Still can't abide Austen.

  1. Anne Of Green Gables - LM Montgomery [X]
  2. Watership Down - Richard Adams [ ]
  3. The Great Gatsby - F Scott Fitzgerald [ ]
  4. The Count Of Monte Cristo - Alexandre Dumas [ ]
  5. Brideshead Revisited - Evelyn Waugh [ ]
  6. Animal Farm - George Orwell [X]
  7. A Christmas Carol - Charles Dickens [X]
  8. Far From The Madding Crowd - Thomas Hardy [ ]
  9. Goodnight Mister Tom - Michelle Magorian [X]
  10. The Shell Seekers - Rosamunde Pilcher [ ]

That's the first fifty, and I've read 23 of them.  Much better.  I'll continue writing this post later, when I have stopped being so very grumpy.

Right.  It's later.

  1. The Secret Garden - Frances Hodgson Burnett [X]
  2. Of Mice And Men - John Steinbeck [X]
  3. The Stand - Stephen King [ ]
  4. Anna Karenina - Leo Tolstoy [ ]
  5. A Suitable Boy - Vikram Seth [ ]
  6. The BFG - Roald Dahl [X]
  7. Swallows And Amazons - Arthur Ransome [ ]
  8. Black Beauty - Anna Sewell [ ]
  9. Artemis Fowl - Eoin Colfer [X]
  10. Crime And Punishment - Fyodor Dostoyevsky [ ]

 I had a copy of Swallows and Amazons when I was nine or ten.  God knows what happened to it.  I remember starting it, but don't think I ever finished.

  1. Noughts And Crosses - Malorie Blackman [X]
  2. Memoirs Of A Geisha - Arthur Golden [X]
  3. A Tale Of Two Cities - Charles Dickens [ ]
  4. The Thorn Birds - Colleen McCollough [ ]
  5. Mort - Terry Pratchett [X]
  6. The Magic Faraway Tree - Enid Blyton [X]
  7. The Magus - John Fowles [ ]
  8. Good Omens - Terry Pratchett and Neil Gaiman [X]
  9. Guards!

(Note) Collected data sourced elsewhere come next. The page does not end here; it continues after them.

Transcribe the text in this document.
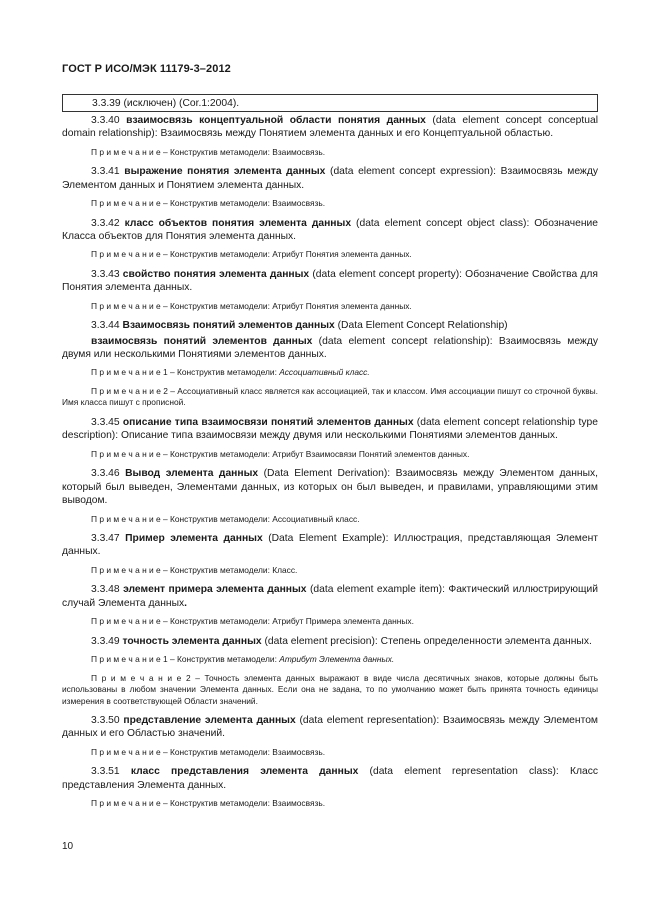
ГОСТ Р ИСО/МЭК 11179-3–2012
3.3.39 (исключен) (Cor.1:2004).

3.3.40 взаимосвязь концептуальной области понятия данных (data element concept conceptual domain relationship): Взаимосвязь между Понятием элемента данных и его Концептуальной областью.

П р и м е ч а н и е – Конструктив метамодели: Взаимосвязь.

3.3.41 выражение понятия элемента данных (data element concept expression): Взаимосвязь между Элементом данных и Понятием элемента данных.

П р и м е ч а н и е – Конструктив метамодели: Взаимосвязь.

3.3.42 класс объектов понятия элемента данных (data element concept object class): Обозначение Класса объектов для Понятия элемента данных.

П р и м е ч а н и е – Конструктив метамодели: Атрибут Понятия элемента данных.

3.3.43 свойство понятия элемента данных (data element concept property): Обозначение Свойства для Понятия элемента данных.

П р и м е ч а н и е – Конструктив метамодели: Атрибут Понятия элемента данных.

3.3.44 Взаимосвязь понятий элементов данных (Data Element Concept Relationship)

взаимосвязь понятий элементов данных (data element concept relationship): Взаимосвязь между двумя или несколькими Понятиями элементов данных.

П р и м е ч а н и е 1 – Конструктив метамодели: Ассоциативный класс.

П р и м е ч а н и е 2 – Ассоциативный класс является как ассоциацией, так и классом. Имя ассоциации пишут со строчной буквы. Имя класса пишут с прописной.

3.3.45 описание типа взаимосвязи понятий элементов данных (data element concept relationship type description): Описание типа взаимосвязи между двумя или несколькими Понятиями элементов данных.

П р и м е ч а н и е – Конструктив метамодели: Атрибут Взаимосвязи Понятий элементов данных.

3.3.46 Вывод элемента данных (Data Element Derivation): Взаимосвязь между Элементом данных, который был выведен, Элементами данных, из которых он был выведен, и правилами, управляющими этим выводом.

П р и м е ч а н и е – Конструктив метамодели: Ассоциативный класс.

3.3.47 Пример элемента данных (Data Element Example): Иллюстрация, представляющая Элемент данных.

П р и м е ч а н и е – Конструктив метамодели: Класс.

3.3.48 элемент примера элемента данных (data element example item): Фактический иллюстрирующий случай Элемента данных.

П р и м е ч а н и е – Конструктив метамодели: Атрибут Примера элемента данных.

3.3.49 точность элемента данных (data element precision): Степень определенности элемента данных.

П р и м е ч а н и е 1 – Конструктив метамодели: Атрибут Элемента данных.

П р и м е ч а н и е 2 – Точность элемента данных выражают в виде числа десятичных знаков, которые должны быть использованы в любом значении Элемента данных. Если она не задана, то по умолчанию может быть принята точность единицы измерения в соответствующей Области значений.

3.3.50 представление элемента данных (data element representation): Взаимосвязь между Элементом данных и его Областью значений.

П р и м е ч а н и е – Конструктив метамодели: Взаимосвязь.

3.3.51 класс представления элемента данных (data element representation class): Класс представления Элемента данных.

П р и м е ч а н и е – Конструктив метамодели: Взаимосвязь.

10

Guards! - Terry Pratchett [X]
  10. Lord Of The Flies - William Golding [X]

I had a copy of A Tale of Two Cities as a child, too.  I think my sister and I used it for scrap paper before we learned how to read.

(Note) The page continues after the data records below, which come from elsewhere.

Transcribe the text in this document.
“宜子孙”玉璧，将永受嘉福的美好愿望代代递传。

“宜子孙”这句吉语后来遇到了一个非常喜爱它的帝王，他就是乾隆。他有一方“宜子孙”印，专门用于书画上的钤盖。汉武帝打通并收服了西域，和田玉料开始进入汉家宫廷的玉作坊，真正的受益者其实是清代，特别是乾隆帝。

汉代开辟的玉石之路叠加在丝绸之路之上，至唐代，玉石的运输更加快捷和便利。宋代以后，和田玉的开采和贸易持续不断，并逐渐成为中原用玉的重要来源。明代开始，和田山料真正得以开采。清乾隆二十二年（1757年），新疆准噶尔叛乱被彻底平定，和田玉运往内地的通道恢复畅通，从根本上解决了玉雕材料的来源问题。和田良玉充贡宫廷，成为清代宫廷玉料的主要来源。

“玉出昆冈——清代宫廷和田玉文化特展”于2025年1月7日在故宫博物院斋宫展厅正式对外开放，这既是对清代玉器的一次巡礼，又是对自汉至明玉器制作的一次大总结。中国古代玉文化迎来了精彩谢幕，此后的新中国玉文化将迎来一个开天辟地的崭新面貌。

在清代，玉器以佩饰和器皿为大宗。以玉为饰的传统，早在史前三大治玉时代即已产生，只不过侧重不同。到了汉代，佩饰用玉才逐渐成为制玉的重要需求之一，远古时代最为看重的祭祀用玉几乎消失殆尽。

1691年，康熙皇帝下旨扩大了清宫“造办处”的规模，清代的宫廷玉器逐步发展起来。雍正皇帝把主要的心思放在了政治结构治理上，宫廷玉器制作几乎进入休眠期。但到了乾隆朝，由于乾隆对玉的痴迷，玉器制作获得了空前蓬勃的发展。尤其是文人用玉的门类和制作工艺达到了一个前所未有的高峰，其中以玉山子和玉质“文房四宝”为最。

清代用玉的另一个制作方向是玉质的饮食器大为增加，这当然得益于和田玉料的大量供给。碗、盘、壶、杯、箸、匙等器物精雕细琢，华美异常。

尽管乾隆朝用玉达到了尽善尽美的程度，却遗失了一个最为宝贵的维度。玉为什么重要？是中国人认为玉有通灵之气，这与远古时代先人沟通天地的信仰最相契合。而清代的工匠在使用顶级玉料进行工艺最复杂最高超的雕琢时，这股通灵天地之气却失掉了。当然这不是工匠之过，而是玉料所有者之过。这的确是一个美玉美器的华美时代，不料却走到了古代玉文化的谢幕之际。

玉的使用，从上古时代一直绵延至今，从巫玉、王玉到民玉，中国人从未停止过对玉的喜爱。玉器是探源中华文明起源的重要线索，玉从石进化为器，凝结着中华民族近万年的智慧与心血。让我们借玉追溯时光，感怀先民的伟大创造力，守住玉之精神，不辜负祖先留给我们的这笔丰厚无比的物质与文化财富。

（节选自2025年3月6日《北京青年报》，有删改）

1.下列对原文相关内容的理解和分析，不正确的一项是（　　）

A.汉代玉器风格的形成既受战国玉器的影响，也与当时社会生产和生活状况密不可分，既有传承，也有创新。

  1. Perfume - Patrick Süskind [X]
  2. The Ragged Trousered Philanthropists - Robert Tressell [ ]
  3. Night Watch - Terry Pratchett [X]
  4. Matilda - Roald Dahl [X]
  5. Bridget Jones's Diary - Helen Fielding [X]
  6. The Secret History - Donna Tartt [ ]
  7. The Woman In White - Wilkie Collins [ ]
  8. Ulysses - James Joyce [ ]
  9. Bleak House - Charles Dickens [ ]
  10. Double Act - Jacqueline Wilson [X]

I loved Double Act when I was eight or nine.  I remember reading that and The Suitcase Kid over and over.
  1. The Twits - Roald Dahl [X]
  2. I Capture The Castle - Dodie Smith [X]
  3. Holes - Louis Sachar [ ]
  4. Gormenghast - Mervyn Peake [ ]
  5. The God Of Small Things - Arundhati Roy [ ]
  6. Vicky Angel - Jacqueline Wilson [X]
  7. Brave New World - Aldous Huxley [ ]
  8. Cold Comfort Farm - Stella Gibbons [ ]
  9. Magician - Raymond E Feist [ ]
  10. On The Road - Jack Kerouac [ ]

I Capture the Castle  is in my top ten.

  1. The Godfather - Mario Puzo [X]
  2. The Clan Of The Cave Bear - Jean M Auel [ ]
  3. The Colour Of Magic - Terry Pratchett [X]
  4. The Alchemist - Paulo Coelho [ ]
  5. Katherine - Anya Seton [ ]
  6. Kane And Abel - Jeffrey Archer [ ]
  7. Love In The Time Of Cholera - Gabriel García Márquez [X]
  8. Girls In Love - Jacqueline Wilson [X]
  9. The Princess Diaries - Meg Cabot [X]
  10. Midnight's Children - Salman Rushdie [ ]

I loved The Godfather, which surprised me, because I couldn't sit through the film.

Out of those hundred, I've read 47.  So I'm not well read by The Telegraph's standards, but I'm in tune with the general tastes of Britain, according to the BBC.  Good to know!